Closer scrutiny of the data reveals that there has been a significant switch from visa-on-arrival facilities to visa required ahead of travel, rather than towards visa-free status. Four countries -Guinea Bissau, Mauritania, Nigeria, and Somalia - switched from broad visa-on-arrival policies to requiring a visa ahead of travel. This is a step backwards on Africa’s visa openness. However, two of the countries (Guinea-Bissau and Somalia) recently launched an e-Visa portal, taking to 31 the number of countries that offer this. An e-Visa offers more convenience to prospective travellers than a traditional visa. Nonetheless, it is still a visa that is required ahead of travel and is treated as such. This affects a country’s AVOI score, and in some cases results in a significant drop in ranking. Seychelles is a case in point. Its ETA is categorised as an e-Visa (it is required ahead of travel and contains similar information requirements and costs as some other countries’ e-Visas), and this determines the country’s rank in 2025. 

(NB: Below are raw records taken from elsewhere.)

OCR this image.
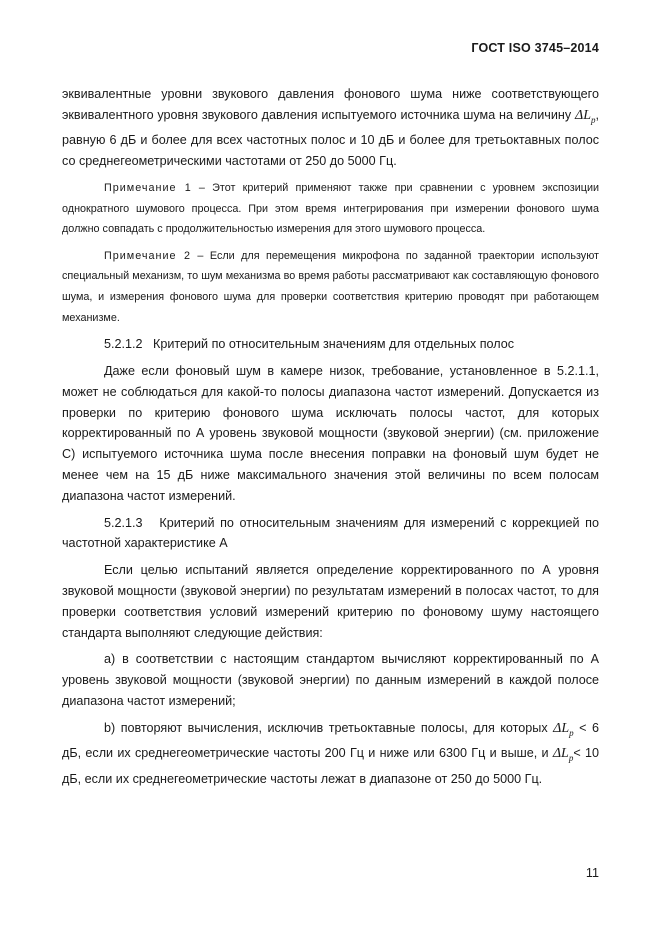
ГОСТ ISO 3745–2014

эквивалентные уровни звукового давления фонового шума ниже соответствующего эквивалентного уровня звукового давления испытуемого источника шума на величину $\Delta L_p$, равную 6 дБ и более для всех частотных полос и 10 дБ и более для третьоктавных полос со среднегеометрическими частотами от 250 до 5000 Гц.

Примечание 1 – Этот критерий применяют также при сравнении с уровнем экспозиции однократного шумового процесса. При этом время интегрирования при измерении фонового шума должно совпадать с продолжительностью измерения для этого шумового процесса.

Примечание 2 – Если для перемещения микрофона по заданной траектории используют специальный механизм, то шум механизма во время работы рассматривают как составляющую фонового шума, и измерения фонового шума для проверки соответствия критерию проводят при работающем механизме.

5.2.1.2   Критерий по относительным значениям для отдельных полос

Даже если фоновый шум в камере низок, требование, установленное в 5.2.1.1, может не соблюдаться для какой-то полосы диапазона частот измерений. Допускается из проверки по критерию фонового шума исключать полосы частот, для которых корректированный по А уровень звуковой мощности (звуковой энергии) (см. приложение С) испытуемого источника шума после внесения поправки на фоновый шум будет не менее чем на 15 дБ ниже максимального значения этой величины по всем полосам диапазона частот измерений.

5.2.1.3   Критерий по относительным значениям для измерений с коррекцией по частотной характеристике А

Если целью испытаний является определение корректированного по А уровня звуковой мощности (звуковой энергии) по результатам измерений в полосах частот, то для проверки соответствия условий измерений критерию по фоновому шуму настоящего стандарта выполняют следующие действия:

a) в соответствии с настоящим стандартом вычисляют корректированный по А уровень звуковой мощности (звуковой энергии) по данным измерений в каждой полосе диапазона частот измерений;

b) повторяют вычисления, исключив третьоктавные полосы, для которых $\Delta L_p < 6$ дБ, если их среднегеометрические частоты 200 Гц и ниже или 6300 Гц и выше, и $\Delta L_p< 10$ дБ, если их среднегеометрические частоты лежат в диапазоне от 250 до 5000 Гц.

11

Five countries implemented individual policy changes that now require a visa ahead of travel from citizens of affected countries who previously travelled visa-free. This was observed in the case of Algeria (1), Angola (1), Benin (5), Tunisia (1) and Uganda (2), with the number in brackets denoting the countries whose citizens are affected by this change. Compared to the previous two years (2023, 2024), we see a higher number of policy changes in 2025, from visa-free to visa required ahead of travel. 

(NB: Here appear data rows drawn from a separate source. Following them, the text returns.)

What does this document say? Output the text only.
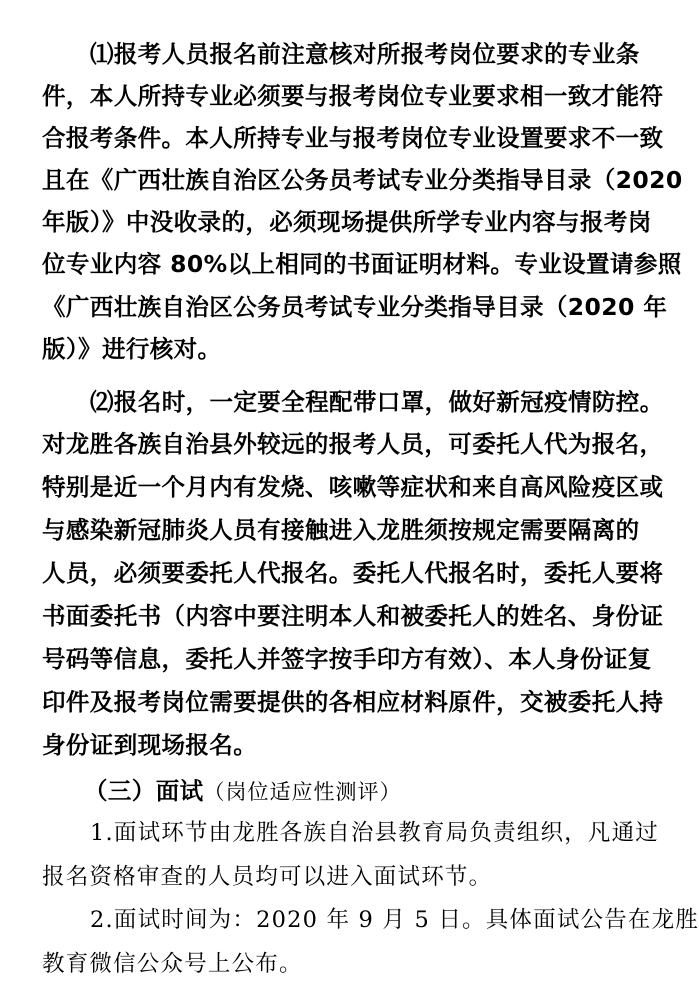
⑴报考人员报名前注意核对所报考岗位要求的专业条
件，本人所持专业必须要与报考岗位专业要求相一致才能符
合报考条件。本人所持专业与报考岗位专业设置要求不一致
且在《广西壮族自治区公务员考试专业分类指导目录（2020
年版）》中没收录的，必须现场提供所学专业内容与报考岗
位专业内容 80%以上相同的书面证明材料。专业设置请参照
《广西壮族自治区公务员考试专业分类指导目录（2020 年
版）》进行核对。
⑵报名时，一定要全程配带口罩，做好新冠疫情防控。
对龙胜各族自治县外较远的报考人员，可委托人代为报名，
特别是近一个月内有发烧、咳嗽等症状和来自高风险疫区或
与感染新冠肺炎人员有接触进入龙胜须按规定需要隔离的
人员，必须要委托人代报名。委托人代报名时，委托人要将
书面委托书（内容中要注明本人和被委托人的姓名、身份证
号码等信息，委托人并签字按手印方有效）、本人身份证复
印件及报考岗位需要提供的各相应材料原件，交被委托人持
身份证到现场报名。
（三）面试（岗位适应性测评）
1.面试环节由龙胜各族自治县教育局负责组织，凡通过
报名资格审查的人员均可以进入面试环节。
2.面试时间为：2020 年 9 月 5 日。具体面试公告在龙胜
教育微信公众号上公布。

This suggests that countries are resorting to more restrictive visa policies either on an individual basis, or more broadly by switching from a visa-on-arrival to e-Visa facilities. In each of the two scenarios here, obligatory travel authorisation extends the time ahead of travel and affects freedom of movement. Technological advances applied through e-Visas provide countries with a degree of pre-screening that is otherwise not possible with visa-free or visa-on-arrival access. For prospective travellers, this can translate into travel convenience when compared to traditional visa processes ahead of travel. It also offers economic benefits and efficiency gains to countries implementing such systems, but it opens the door to more restrictive approaches to intra-Africa travel that impede rather than ease travel. It remains a requirement that must be complied with ahead of travel.

Visa-free entry

  • 49 of 54 countries currently offer visa-free entry privileges to the citizens of at least one other African country, unchanged from the previous year. Of those that do not offer any visa-free access, three are ranked in the top 20 on the AVOI since they offer visa-on-arrival facilities to the citizens of all other African countries.

  • 33 of 54 countries offer visa-free travel to at least 10 other countries, while 43 apply this policy to five or more countries.

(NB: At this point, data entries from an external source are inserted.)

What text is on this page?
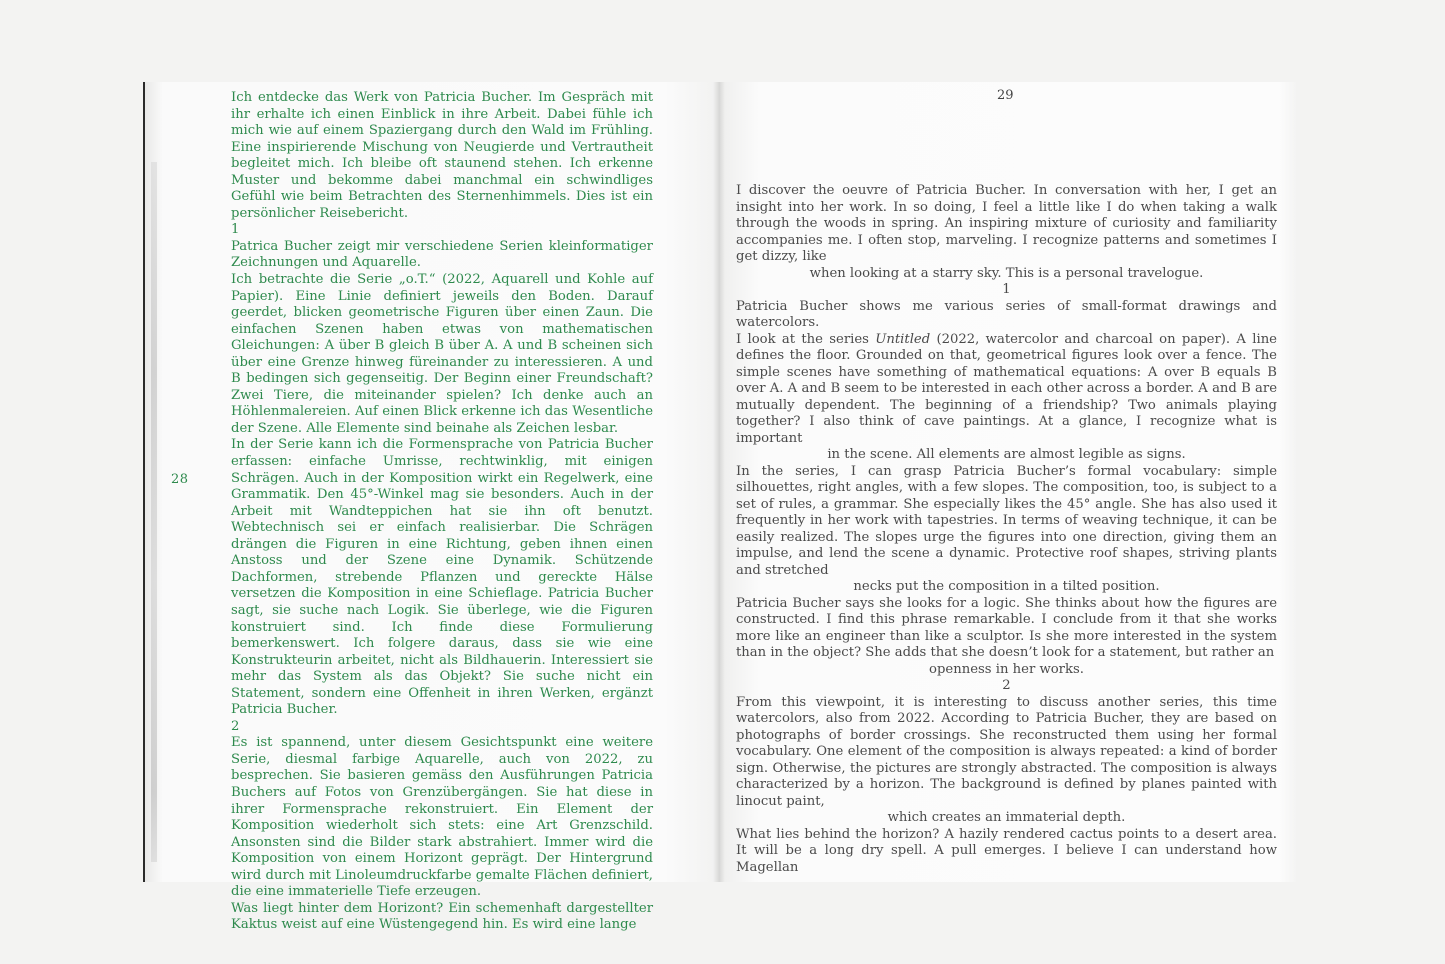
28

Ich entdecke das Werk von Patricia Bucher. Im Gespräch mit ihr erhalte ich einen Einblick in ihre Arbeit. Dabei fühle ich mich wie auf einem Spaziergang durch den Wald im Frühling. Eine inspirierende Mischung von Neugierde und Vertrautheit begleitet mich. Ich bleibe oft staunend stehen. Ich erkenne Muster und bekomme dabei manchmal ein schwindliges Gefühl wie beim Betrachten des Sternenhimmels. Dies ist ein persönlicher Reisebericht.

1

Patrica Bucher zeigt mir verschiedene Serien kleinformatiger Zeichnungen und Aquarelle.

Ich betrachte die Serie „o.T.“ (2022, Aquarell und Kohle auf Papier). Eine Linie definiert jeweils den Boden. Darauf geerdet, blicken geometrische Figuren über einen Zaun. Die einfachen Szenen haben etwas von mathematischen Gleichungen: A über B gleich B über A. A und B scheinen sich über eine Grenze hinweg füreinander zu interessieren. A und B bedingen sich gegenseitig. Der Beginn einer Freundschaft? Zwei Tiere, die miteinander spielen? Ich denke auch an Höhlenmalereien. Auf einen Blick erkenne ich das Wesentliche der Szene. Alle Elemente sind beinahe als Zeichen lesbar.

In der Serie kann ich die Formensprache von Patricia Bucher erfassen: einfache Umrisse, rechtwinklig, mit einigen Schrägen. Auch in der Komposition wirkt ein Regelwerk, eine Grammatik. Den 45°-Winkel mag sie besonders. Auch in der Arbeit mit Wandteppichen hat sie ihn oft benutzt. Webtechnisch sei er einfach realisierbar. Die Schrägen drängen die Figuren in eine Richtung, geben ihnen einen Anstoss und der Szene eine Dynamik. Schützende Dachformen, strebende Pflanzen und gereckte Hälse versetzen die Komposition in eine Schieflage. Patricia Bucher sagt, sie suche nach Logik. Sie überlege, wie die Figuren konstruiert sind. Ich finde diese Formulierung bemerkenswert. Ich folgere daraus, dass sie wie eine Konstrukteurin arbeitet, nicht als Bildhauerin. Interessiert sie mehr das System als das Objekt? Sie suche nicht ein Statement, sondern eine Offenheit in ihren Werken, ergänzt Patricia Bucher.

2

Es ist spannend, unter diesem Gesichtspunkt eine weitere Serie, diesmal farbige Aquarelle, auch von 2022, zu besprechen. Sie basieren gemäss den Ausführungen Patricia Buchers auf Fotos von Grenzübergängen. Sie hat diese in ihrer Formensprache rekonstruiert. Ein Element der Komposition wiederholt sich stets: eine Art Grenzschild. Ansonsten sind die Bilder stark abstrahiert. Immer wird die Komposition von einem Horizont geprägt. Der Hintergrund wird durch mit Linoleumdruckfarbe gemalte Flächen definiert, die eine immaterielle Tiefe erzeugen.

Was liegt hinter dem Horizont? Ein schemenhaft dargestellter Kaktus weist auf eine Wüstengegend hin. Es wird eine lange

29

I discover the oeuvre of Patricia Bucher. In conversation with her, I get an insight into her work. In so doing, I feel a little like I do when taking a walk through the woods in spring. An inspiring mixture of curiosity and familiarity accompanies me. I often stop, marveling. I recognize patterns and sometimes I get dizzy, like

when looking at a starry sky. This is a personal travelogue.

1

Patricia Bucher shows me various series of small-format drawings and watercolors.

I look at the series Untitled (2022, watercolor and charcoal on paper). A line defines the floor. Grounded on that, geometrical figures look over a fence. The simple scenes have something of mathematical equations: A over B equals B over A. A and B seem to be interested in each other across a border. A and B are mutually dependent. The beginning of a friendship? Two animals playing together? I also think of cave paintings. At a glance, I recognize what is important

in the scene. All elements are almost legible as signs.

In the series, I can grasp Patricia Bucher’s formal vocabulary: simple silhouettes, right angles, with a few slopes. The composition, too, is subject to a set of rules, a grammar. She especially likes the 45° angle. She has also used it frequently in her work with tapestries. In terms of weaving technique, it can be easily realized. The slopes urge the figures into one direction, giving them an impulse, and lend the scene a dynamic. Protective roof shapes, striving plants and stretched

necks put the composition in a tilted position.

Patricia Bucher says she looks for a logic. She thinks about how the figures are constructed. I find this phrase remarkable. I conclude from it that she works more like an engineer than like a sculptor. Is she more interested in the system than in the object? She adds that she doesn’t look for a statement, but rather an

openness in her works.

2

From this viewpoint, it is interesting to discuss another series, this time watercolors, also from 2022. According to Patricia Bucher, they are based on photographs of border crossings. She reconstructed them using her formal vocabulary. One element of the composition is always repeated: a kind of border sign. Otherwise, the pictures are strongly abstracted. The composition is always characterized by a horizon. The background is defined by planes painted with linocut paint,

which creates an immaterial depth.

What lies behind the horizon? A hazily rendered cactus points to a desert area. It will be a long dry spell. A pull emerges. I believe I can understand how Magellan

  • Two countries offer visa-free entry to the citizens of the rest of the continent.

Visas on arrival

  • 27 countries offer a visa on arrival to the citizens of at least one other African country (2023: 30). Changes in this metric follow Burkina Faso, Togo and Chad removing visa-on-arrival facilities, with the former two countries adopting an e-visa process. 
  • 12 countries offer a visa on arrival to the citizens of at least 35 other African countries. The same 12 countries only require a visa ahead of travel from a combined nine African countries. 

Visas ahead of travel and e-visas

  • 29 countries require a visa ahead of travel from citizens of at least half the countries on the continent. 
  • 43 countries require the citizens from at least one other country on the continent to obtain a visa ahead of travel.
  • 26 countries offer visitors an e-visa. This allows travellers to complete an important component of their travel arrangements online before travelling, adding convenience.